One thing drivers can do to significantly enhance their safety on the roads this winter is to replace their regular tires with snow tires. Snow tires, also known as winter tires, are specifically designed to perform well in cold, snowy conditions. Unlike all-season tires that may suffice in light snow conditions, snow tires are engineered to handle significant snowfall with these features:
- Enhanced traction: Snow tires offer superior traction due to their unique tread designs and deeper treads. These features reduce the buildup of snow and slush, a vital factor when you need to stop suddenly.
- Flexible rubber for cold temperatures: The rubber used in snow tires remains flexible even during severe cold when the tread on all-season tires stiffens, reducing traction. This flexibility ensures that your tires maintain a strong grip on the road, even in extremely cold weather.

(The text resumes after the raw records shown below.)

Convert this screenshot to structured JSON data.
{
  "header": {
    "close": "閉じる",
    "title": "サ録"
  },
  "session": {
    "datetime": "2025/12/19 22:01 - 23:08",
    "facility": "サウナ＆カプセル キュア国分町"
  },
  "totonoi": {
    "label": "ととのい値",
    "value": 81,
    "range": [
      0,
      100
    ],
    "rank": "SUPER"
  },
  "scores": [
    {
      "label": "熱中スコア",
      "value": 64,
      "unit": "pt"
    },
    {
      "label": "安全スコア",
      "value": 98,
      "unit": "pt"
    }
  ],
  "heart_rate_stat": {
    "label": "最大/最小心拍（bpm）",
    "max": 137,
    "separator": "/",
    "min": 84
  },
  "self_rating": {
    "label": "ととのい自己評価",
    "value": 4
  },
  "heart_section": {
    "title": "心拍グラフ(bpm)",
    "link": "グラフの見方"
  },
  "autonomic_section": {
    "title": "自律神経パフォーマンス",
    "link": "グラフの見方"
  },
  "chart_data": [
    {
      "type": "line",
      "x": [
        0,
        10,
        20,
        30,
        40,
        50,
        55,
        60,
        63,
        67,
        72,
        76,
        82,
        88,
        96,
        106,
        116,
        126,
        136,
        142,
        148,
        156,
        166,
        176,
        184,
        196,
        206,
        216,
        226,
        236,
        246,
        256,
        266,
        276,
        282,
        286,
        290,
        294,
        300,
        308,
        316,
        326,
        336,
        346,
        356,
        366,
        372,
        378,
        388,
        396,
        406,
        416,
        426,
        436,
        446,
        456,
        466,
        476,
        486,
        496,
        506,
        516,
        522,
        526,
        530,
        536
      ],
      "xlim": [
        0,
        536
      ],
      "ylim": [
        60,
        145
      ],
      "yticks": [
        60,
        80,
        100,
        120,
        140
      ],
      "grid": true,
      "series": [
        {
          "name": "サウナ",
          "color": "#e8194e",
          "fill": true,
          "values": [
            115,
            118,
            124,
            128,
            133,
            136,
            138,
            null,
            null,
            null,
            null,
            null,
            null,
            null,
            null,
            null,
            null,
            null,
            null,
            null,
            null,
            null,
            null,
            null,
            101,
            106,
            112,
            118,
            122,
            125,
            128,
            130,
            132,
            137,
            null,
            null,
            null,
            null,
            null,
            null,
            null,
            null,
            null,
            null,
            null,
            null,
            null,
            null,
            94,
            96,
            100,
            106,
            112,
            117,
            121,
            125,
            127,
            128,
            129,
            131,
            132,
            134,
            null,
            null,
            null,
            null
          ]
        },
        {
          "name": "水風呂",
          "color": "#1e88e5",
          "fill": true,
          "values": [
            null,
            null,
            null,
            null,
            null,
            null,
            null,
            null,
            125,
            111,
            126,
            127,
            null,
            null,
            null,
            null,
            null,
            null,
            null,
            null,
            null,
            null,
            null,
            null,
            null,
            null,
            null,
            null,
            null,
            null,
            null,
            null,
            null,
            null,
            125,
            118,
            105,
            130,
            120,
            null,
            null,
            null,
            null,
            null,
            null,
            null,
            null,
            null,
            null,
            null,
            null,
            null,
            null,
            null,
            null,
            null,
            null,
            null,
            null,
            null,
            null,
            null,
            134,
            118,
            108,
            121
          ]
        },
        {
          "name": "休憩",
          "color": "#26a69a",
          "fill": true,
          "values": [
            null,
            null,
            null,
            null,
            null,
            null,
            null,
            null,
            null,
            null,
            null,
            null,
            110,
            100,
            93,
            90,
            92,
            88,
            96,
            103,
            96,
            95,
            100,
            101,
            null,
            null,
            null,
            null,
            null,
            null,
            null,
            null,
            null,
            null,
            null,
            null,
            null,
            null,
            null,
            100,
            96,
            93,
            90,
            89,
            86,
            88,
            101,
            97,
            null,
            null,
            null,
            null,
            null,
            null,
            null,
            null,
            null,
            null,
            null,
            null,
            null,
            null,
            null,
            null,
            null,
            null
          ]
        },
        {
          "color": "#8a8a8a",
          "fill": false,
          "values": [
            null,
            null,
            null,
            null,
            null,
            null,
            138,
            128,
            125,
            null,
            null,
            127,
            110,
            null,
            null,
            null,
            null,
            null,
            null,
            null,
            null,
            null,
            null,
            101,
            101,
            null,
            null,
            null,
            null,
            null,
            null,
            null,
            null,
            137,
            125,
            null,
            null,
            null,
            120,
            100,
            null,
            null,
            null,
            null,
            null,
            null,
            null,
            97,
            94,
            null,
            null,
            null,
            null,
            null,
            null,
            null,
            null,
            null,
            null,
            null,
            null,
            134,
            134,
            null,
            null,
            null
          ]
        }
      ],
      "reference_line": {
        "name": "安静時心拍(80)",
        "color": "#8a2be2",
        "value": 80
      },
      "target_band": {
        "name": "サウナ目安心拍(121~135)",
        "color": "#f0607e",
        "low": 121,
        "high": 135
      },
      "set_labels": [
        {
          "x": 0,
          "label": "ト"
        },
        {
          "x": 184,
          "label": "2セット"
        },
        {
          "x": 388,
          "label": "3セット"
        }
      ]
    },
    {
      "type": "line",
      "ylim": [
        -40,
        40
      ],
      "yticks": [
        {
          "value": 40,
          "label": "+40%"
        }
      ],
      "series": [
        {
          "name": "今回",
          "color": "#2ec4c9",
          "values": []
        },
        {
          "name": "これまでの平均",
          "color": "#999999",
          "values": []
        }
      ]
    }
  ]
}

- Reduced risk of hydroplaning: Hydroplaning – skidding on wet surfaces – is a significant risk in snowy conditions. While slowing down and avoiding standing water are practical precautions, the enhanced tread on snow tires also helps prevent it.
- Accident prevention: While we can’t control the traction of other drivers’ tires, we can certainly control our own. Equipping your vehicle with snow tires can prevent you from being stuck in a ditch or causing an accident.
Limitations Of Snow Tires
Despite the proven effectiveness of winter tires on snow-packed roads, it’s important to remember that they are not a magic solution for winter driving dangers. Before you purchase a set, you should consider the following:
- The ice myth: It’s common to see “ice rink” tests demonstrating the superiority of winter tires over all-season tires in terms of stopping distance. However, these tests often occur at slow speeds on flat, uniform surfaces – a far cry from the real-world conditions of hills, banked roads and higher speeds. In reality, while winter tires do offer some advantages on icy roads, they are not a foolproof solution. Like all-season tires, winter tires can and do slide on slick roads. Driving at normal speeds on icy or snowy roads can still lead to loss of control, regardless of your tires. Overconfidence in the capabilities of winter tires can lead to unsafe driving and potentially accidents.
- The cost of winter tires: A good set of winter tires can cost anywhere from around $450 for small vehicles to $800-$1,000 or more for larger vehicles like trucks and SUVs. Choosing to use winter tires can also involve additional expenses beyond the initial outlay since drivers may have to pay for mounting, balancing and extra tire pressure monitoring system (TPMS) sensors.
The Seasonal Tire Swap
Switching to winter tires can be accomplished in two ways:
- Using a second set of wheels: Some drivers purchase a second set of wheels for their winter tires, making the seasonal swap easier and cheaper. However, this requires an up-front investment in a second set of wheels and TPMS sensors.
- Using the vehicle’s stock wheels: This saves drivers the upfront expense of a second set of wheels and TPMS sensors but requires ongoing mounting and balancing costs. Repeated remounting can also put additional stress on the tires, potentially affecting their longevity.
You’ll need space to store the second set of tires. Some tire shops offer storage services for an additional fee if space is an issue.
When To Switch To Snow Tires
In Minnesota, especially northern Minnesota, where snow in October is not unheard of, it’s recommended to have snow tires installed by mid-November.
Remember, your safety and that of others on the road are paramount. While snow tires significantly improve your vehicle’s handling and performance in winter conditions, they are not a substitute for safe, attentive driving. Remember, too, that even the best snow tires are no guarantee against winter car accidents, especially when other drivers fail to take seasonal precautions.